The right to reauthor rights

Designing for social transformation

Core practice

Community-engaged cultural artifacts and the practices and discourses they support.

Guiding Principle

A focus on allied political struggle to disrupt and transform power relations.

How does it look like in practice?—“The Occupied”

Youth processes cultural agency and the potential to critique, reimagine, and act on their social surroundings. In the classroom, students will create cultural artifacts that are responsive to community concerns and that are designed to catalyze particular social transformations toward justice.

Ms.J supported her students in imagining, designing, and building The Occupied, a light-up system to indicate when the classroom bathroom is occupied. Designed by students, it has three LED lights in a parallel circuit affixed to the wall outside the bathroom.
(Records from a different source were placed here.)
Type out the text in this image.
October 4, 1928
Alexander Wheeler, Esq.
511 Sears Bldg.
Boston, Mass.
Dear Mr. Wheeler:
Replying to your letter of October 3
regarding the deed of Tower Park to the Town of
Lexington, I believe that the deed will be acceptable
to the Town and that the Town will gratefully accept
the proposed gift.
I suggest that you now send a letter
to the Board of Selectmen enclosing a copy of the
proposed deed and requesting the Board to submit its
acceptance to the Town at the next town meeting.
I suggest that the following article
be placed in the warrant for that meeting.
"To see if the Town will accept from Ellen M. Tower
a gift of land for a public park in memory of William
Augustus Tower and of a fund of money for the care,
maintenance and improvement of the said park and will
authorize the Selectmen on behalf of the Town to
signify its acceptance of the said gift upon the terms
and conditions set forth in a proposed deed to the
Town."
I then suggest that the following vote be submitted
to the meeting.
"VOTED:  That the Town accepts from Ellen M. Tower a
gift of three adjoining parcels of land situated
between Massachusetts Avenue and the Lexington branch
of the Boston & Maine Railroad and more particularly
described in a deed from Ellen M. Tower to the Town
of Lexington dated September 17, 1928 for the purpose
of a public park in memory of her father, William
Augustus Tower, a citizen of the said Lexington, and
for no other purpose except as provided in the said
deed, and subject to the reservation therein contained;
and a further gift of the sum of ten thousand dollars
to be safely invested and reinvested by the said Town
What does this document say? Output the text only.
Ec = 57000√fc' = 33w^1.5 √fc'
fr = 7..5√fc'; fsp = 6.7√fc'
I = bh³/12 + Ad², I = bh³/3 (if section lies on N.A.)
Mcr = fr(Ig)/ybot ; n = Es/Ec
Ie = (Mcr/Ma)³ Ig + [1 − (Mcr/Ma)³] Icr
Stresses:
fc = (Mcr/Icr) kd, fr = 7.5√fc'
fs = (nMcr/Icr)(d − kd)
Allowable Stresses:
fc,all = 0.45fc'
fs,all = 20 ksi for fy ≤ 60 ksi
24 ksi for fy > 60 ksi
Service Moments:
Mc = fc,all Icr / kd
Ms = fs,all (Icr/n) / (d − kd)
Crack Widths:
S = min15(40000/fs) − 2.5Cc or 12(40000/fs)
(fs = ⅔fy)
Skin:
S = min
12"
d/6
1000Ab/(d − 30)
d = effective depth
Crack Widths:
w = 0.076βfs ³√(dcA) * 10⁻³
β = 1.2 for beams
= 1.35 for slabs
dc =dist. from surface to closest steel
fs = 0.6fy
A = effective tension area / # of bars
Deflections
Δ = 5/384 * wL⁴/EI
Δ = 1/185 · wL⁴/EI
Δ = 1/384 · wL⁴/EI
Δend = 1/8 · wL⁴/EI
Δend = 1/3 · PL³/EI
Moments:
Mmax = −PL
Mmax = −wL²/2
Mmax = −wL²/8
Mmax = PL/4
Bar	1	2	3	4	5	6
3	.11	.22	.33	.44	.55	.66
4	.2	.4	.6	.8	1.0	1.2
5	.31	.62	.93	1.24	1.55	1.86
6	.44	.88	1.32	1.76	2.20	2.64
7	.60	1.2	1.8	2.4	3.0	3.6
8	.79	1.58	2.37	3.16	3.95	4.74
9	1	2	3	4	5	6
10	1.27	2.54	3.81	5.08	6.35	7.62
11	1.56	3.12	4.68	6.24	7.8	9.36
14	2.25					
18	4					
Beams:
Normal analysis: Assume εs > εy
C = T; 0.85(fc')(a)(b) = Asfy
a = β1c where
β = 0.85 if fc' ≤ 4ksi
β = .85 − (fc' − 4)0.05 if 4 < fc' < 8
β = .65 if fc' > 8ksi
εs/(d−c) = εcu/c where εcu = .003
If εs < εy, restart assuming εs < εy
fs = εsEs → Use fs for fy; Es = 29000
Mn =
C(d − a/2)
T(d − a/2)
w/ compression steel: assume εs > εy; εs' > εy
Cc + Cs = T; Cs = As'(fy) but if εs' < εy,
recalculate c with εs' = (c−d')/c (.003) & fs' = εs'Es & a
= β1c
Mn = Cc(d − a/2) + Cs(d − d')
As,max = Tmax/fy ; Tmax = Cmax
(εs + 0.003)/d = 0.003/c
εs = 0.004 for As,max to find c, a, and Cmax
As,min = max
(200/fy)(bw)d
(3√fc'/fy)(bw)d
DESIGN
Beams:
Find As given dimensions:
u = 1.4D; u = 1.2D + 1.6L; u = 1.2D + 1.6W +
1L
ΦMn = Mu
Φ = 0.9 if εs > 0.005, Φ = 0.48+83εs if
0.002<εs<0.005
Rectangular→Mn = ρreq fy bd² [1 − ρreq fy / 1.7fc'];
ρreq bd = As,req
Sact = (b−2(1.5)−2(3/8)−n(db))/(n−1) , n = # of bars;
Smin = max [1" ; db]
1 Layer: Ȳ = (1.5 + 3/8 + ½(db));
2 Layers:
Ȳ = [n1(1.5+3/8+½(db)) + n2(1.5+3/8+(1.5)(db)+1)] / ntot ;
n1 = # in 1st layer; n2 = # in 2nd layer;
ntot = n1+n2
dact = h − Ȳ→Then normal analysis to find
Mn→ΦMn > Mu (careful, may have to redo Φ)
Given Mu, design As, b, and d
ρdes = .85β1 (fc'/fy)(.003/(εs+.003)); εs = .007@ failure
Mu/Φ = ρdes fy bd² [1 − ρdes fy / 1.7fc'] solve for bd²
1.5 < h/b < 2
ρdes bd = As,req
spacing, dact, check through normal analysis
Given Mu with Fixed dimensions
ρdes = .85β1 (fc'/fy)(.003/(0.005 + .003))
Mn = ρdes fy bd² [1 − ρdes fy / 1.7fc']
  • Teachers and students gather their knowledge constructed through research and designed engineering artifacts that served as cultural interventions.
  • Supporting students in making postcards that described their engineering designs, why they mattered, and their role in the process. These postcards were traded among students and were also shared with family and friends
  • Teachers hosted community STEM events where families, friends, and students in other grade levels learned about the projects, talked with the student designers, and tested their projects.

We call it ” The Occupied” because it’s supposed to show you when the bathroom is occupied…. I think this is a good problem to solve. I think it will help our community. Especially boys. The girls usually have someone watch the door, but a lot of us don’t.